A Business Person’s Way of Lessening Tax
In a business world, the goal is to maximize revenues and cut down expenses so that you can maximize net income. Tax expenses are known to be one of the biggest expenses in business, depending on what country you’re in and what tax laws you follow. Moreover, this is the only thing that you can’t adjust—or can you?
While you must pay tax because it is stipulated in the law, there are several ways to cut it down so you don’t need to pay much. You may enlist outside help in minimizing your business taxes or you may study how to do it yourself. Let’s discuss some tips on how to do that.
Claim Your Expenses as Part of Your Business
Businesses would sometimes include their personal expenses as company expenses in order to lessen tax payment. For example, if you need a car, you can buy it with your own money but you can list it under company expenses so that your net will be lower in the books. Need a new laptop? You can do the same. However, you have to be a bit careful with this method as books are still audited so you can’t just claim any expenses.

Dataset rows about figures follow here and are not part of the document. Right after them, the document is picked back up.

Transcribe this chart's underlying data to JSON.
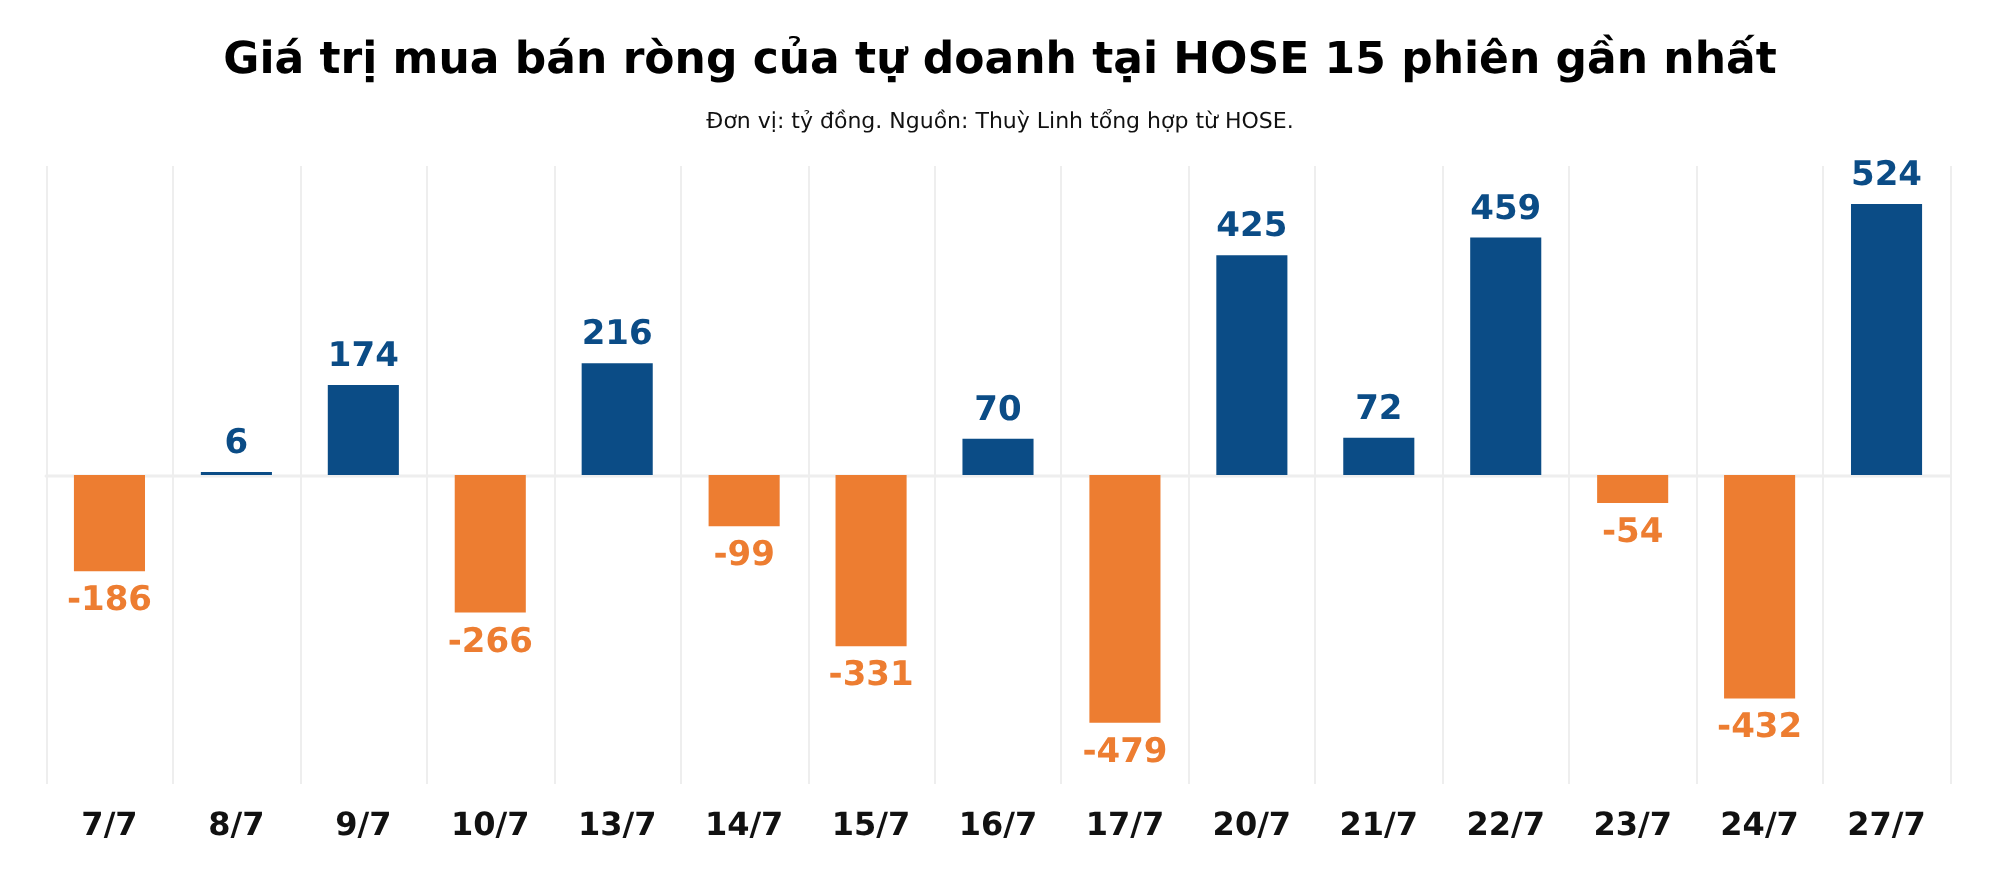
{
  "chart_data": {
    "type": "bar",
    "title": "Giá trị mua bán ròng của tự doanh tại HOSE 15 phiên gần nhất",
    "subtitle": "Đơn vị: tỷ đồng. Nguồn: Thuỳ Linh tổng hợp từ HOSE.",
    "categories": [
      "7/7",
      "8/7",
      "9/7",
      "10/7",
      "13/7",
      "14/7",
      "15/7",
      "16/7",
      "17/7",
      "20/7",
      "21/7",
      "22/7",
      "23/7",
      "24/7",
      "27/7"
    ],
    "values": [
      -186,
      6,
      174,
      -266,
      216,
      -99,
      -331,
      70,
      -479,
      425,
      72,
      459,
      -54,
      -432,
      524
    ],
    "colors": [
      "#ed7d31",
      "#0b4c86",
      "#0b4c86",
      "#ed7d31",
      "#0b4c86",
      "#ed7d31",
      "#ed7d31",
      "#0b4c86",
      "#ed7d31",
      "#0b4c86",
      "#0b4c86",
      "#0b4c86",
      "#ed7d31",
      "#ed7d31",
      "#0b4c86"
    ],
    "data_labels": true,
    "tick_labels": "x",
    "grid": "x"
  }
}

Pay Yourself Your Salary or Dividends
In the pursuit of trying to earn money for the company, owners would often draw the salary from places other than its net income. This is not a smart move because the tax will shrink your net income before you can even give yourself a salary. Do remember that since you are the owner of the management, you are entitled to getting a salary, so give yourself one. You can also do the same with dividends. You can give yourself and your partners some dividends before taxing the final amount.
Why do charity? It’s good for your soul and your business. If you do your regular charity work, you can have a good public image and lessen your tax. In other words, you’ll be hitting several birds at the same time. Charity is never taxed so use that to your advantage.
Use Deferring and Accelerating Techniques
To sum it all up, you either defer your income and accelerate your expense or you accelerate your income and defer your expense. You do the former if you are in the same tax bracket as the accounting year and do the latter if you are in a higher tax bracket compared to last year. This will help you to either push your taxes to the next accounting year so you don’t have to pay right away or to delay the payment of your taxes. Either way, you’ll definitely pay less.
Give Higher Contributions/Benefits
When you shell out money for salary, you can’t expect to have a maximized income tax. Instead of raising the salary, you can add more to contributions and benefits like loan benefits or health benefits. These are not taxed and can save you and your employees a bundle.